One thing I want to be clear. Our original Demarcation Design tops do indeed say “#StopBrexit”. Some people snigger at this and ask us whether we really think that we can stop Brexit by cycling around Europe. This is the one of the main lines of comments aka insults, we received when we had an article published in the Edinburgh Evening News. Well, just in case any thicko tabloid-reader has stumbled on this post and is reading it past the headline, no, we don’t think we can stop Brexit, not by cycling around Europe nor by juggling sea urchins while doing back flips singing The International. Yes, I am actually a realistic person, verging on the cynical bitch, despite the fact that I’m currently cycling around Europe wearing a #StopBrexit t-shirt. The t-shirt is to make my stance clear, is to shout about an injustice, and is to piss off whoever thought it was OK to screw my life and that of other 4 million odd people in the name of nothing.
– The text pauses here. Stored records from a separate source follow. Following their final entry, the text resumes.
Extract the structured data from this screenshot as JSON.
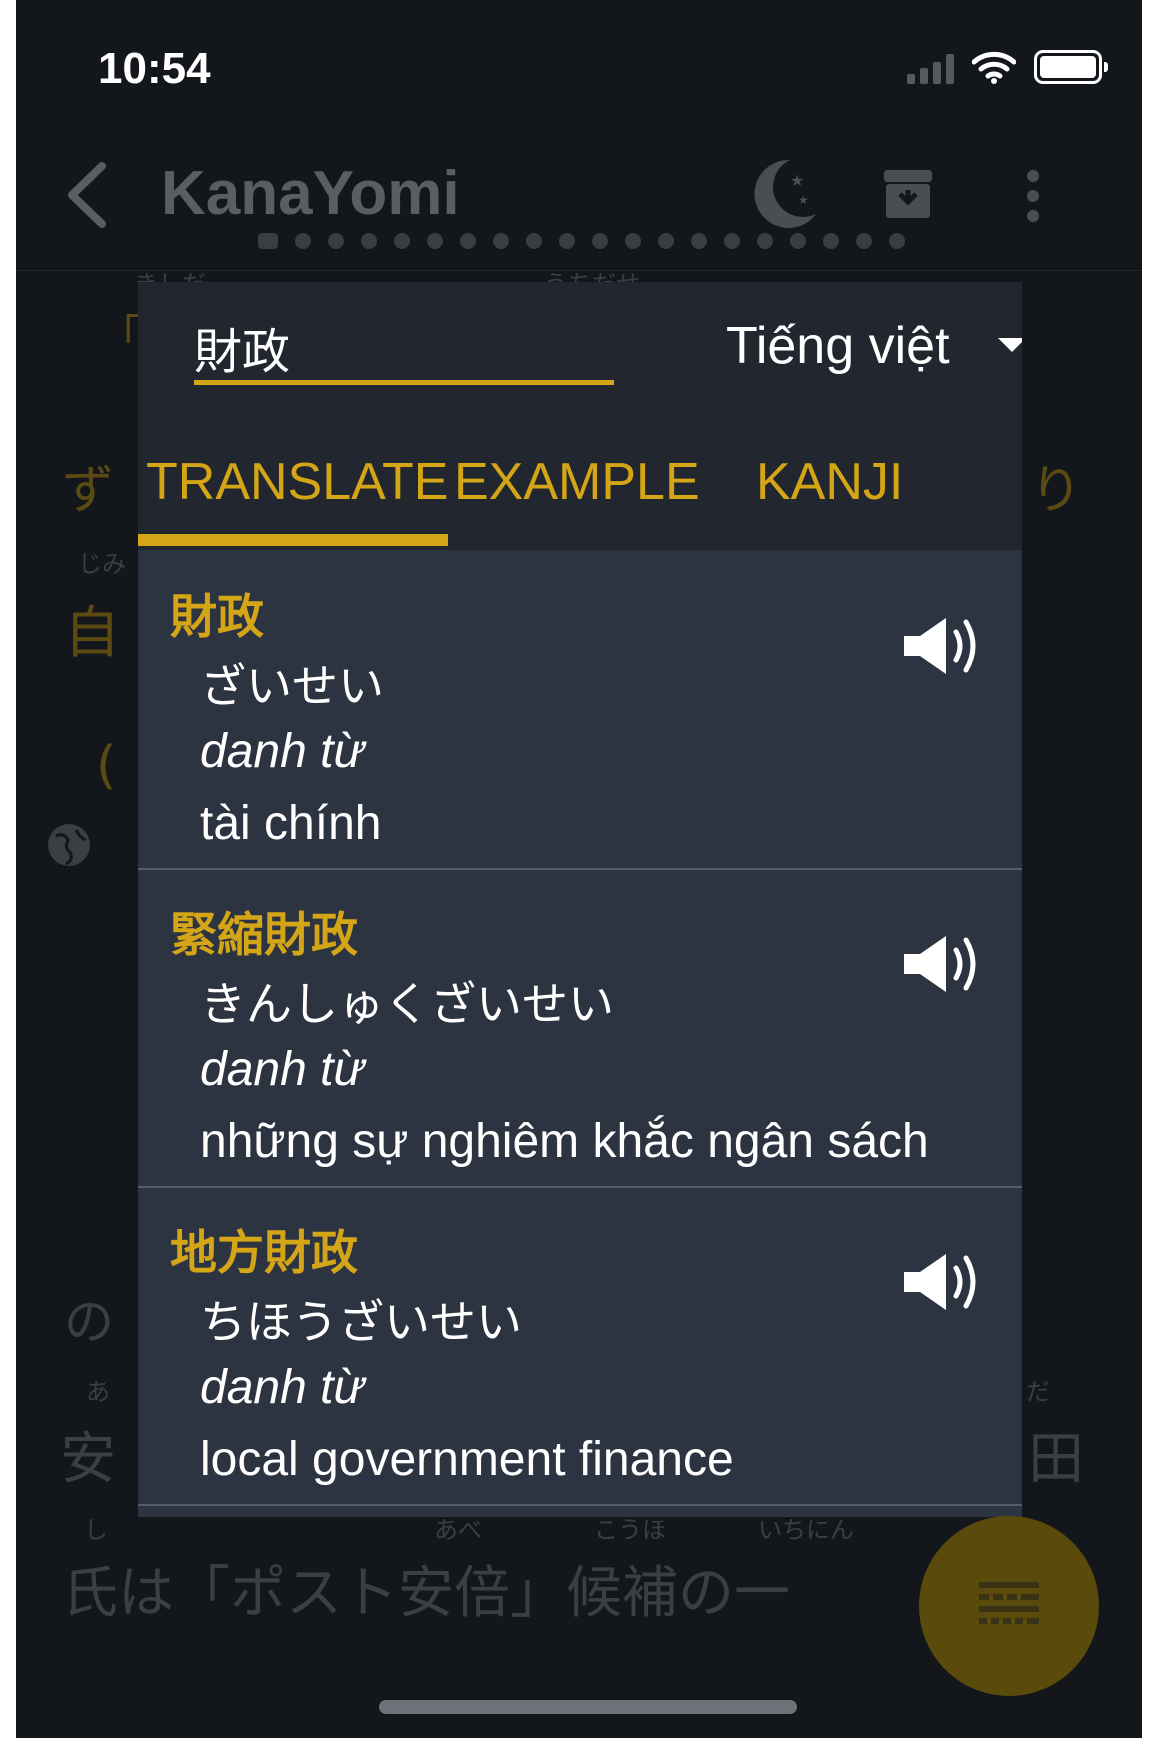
{
  "status_bar": {
    "time": "10:54"
  },
  "app_bar": {
    "title": "KanaYomi"
  },
  "background_article": {
    "furigana_1": "きしだ",
    "furigana_2": "うちだせ",
    "kanji_1": "「",
    "kana_1": "ず",
    "kana_2": "り",
    "furigana_3": "じみ",
    "kanji_2": "自",
    "paren": "(",
    "kana_3": "の",
    "furigana_4": "あ",
    "furigana_5": "だ",
    "kanji_3": "安",
    "kanji_4": "田",
    "furigana_6": "し",
    "furigana_7": "あべ",
    "furigana_8": "こうほ",
    "furigana_9": "いちにん",
    "last_line": "氏は「ポスト安倍」候補の一"
  },
  "dialog": {
    "search_value": "財政",
    "language": "Tiếng việt",
    "tabs": [
      {
        "label": "TRANSLATE",
        "active": true
      },
      {
        "label": "EXAMPLE",
        "active": false
      },
      {
        "label": "KANJI",
        "active": false
      }
    ],
    "entries": [
      {
        "word": "財政",
        "reading": "ざいせい",
        "pos": "danh từ",
        "meaning": "tài chính"
      },
      {
        "word": "緊縮財政",
        "reading": "きんしゅくざいせい",
        "pos": "danh từ",
        "meaning": "những sự nghiêm khắc ngân sách"
      },
      {
        "word": "地方財政",
        "reading": "ちほうざいせい",
        "pos": "danh từ",
        "meaning": "local government finance"
      }
    ]
  },
  "colors": {
    "accent": "#d4a516",
    "dialog_bg": "#2d3441",
    "header_bg": "#22272f",
    "app_bg": "#13161b"
  }
}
My cycling is just my personal grieving process for a life I once had and won’t have back in its original form, a country that is no longer what I thought it was, and a peaceful Europe I was born in but that I’m not so sure anymore I will die in. This trip so far has been also a way not to feel to alone, as it has allowed us to meet so many people who have contributed to make me a bit less of a cynical bitch and reminded me I can still somehow trust the human race (terms and conditions apply).
This trip has also allowed me to spontaneously decide to stay almost a month with my family, a thing that hadn’t happened since 1999 (not joking). The fact that my British husband could also be with us is just the beauty of our Freedom of Movement.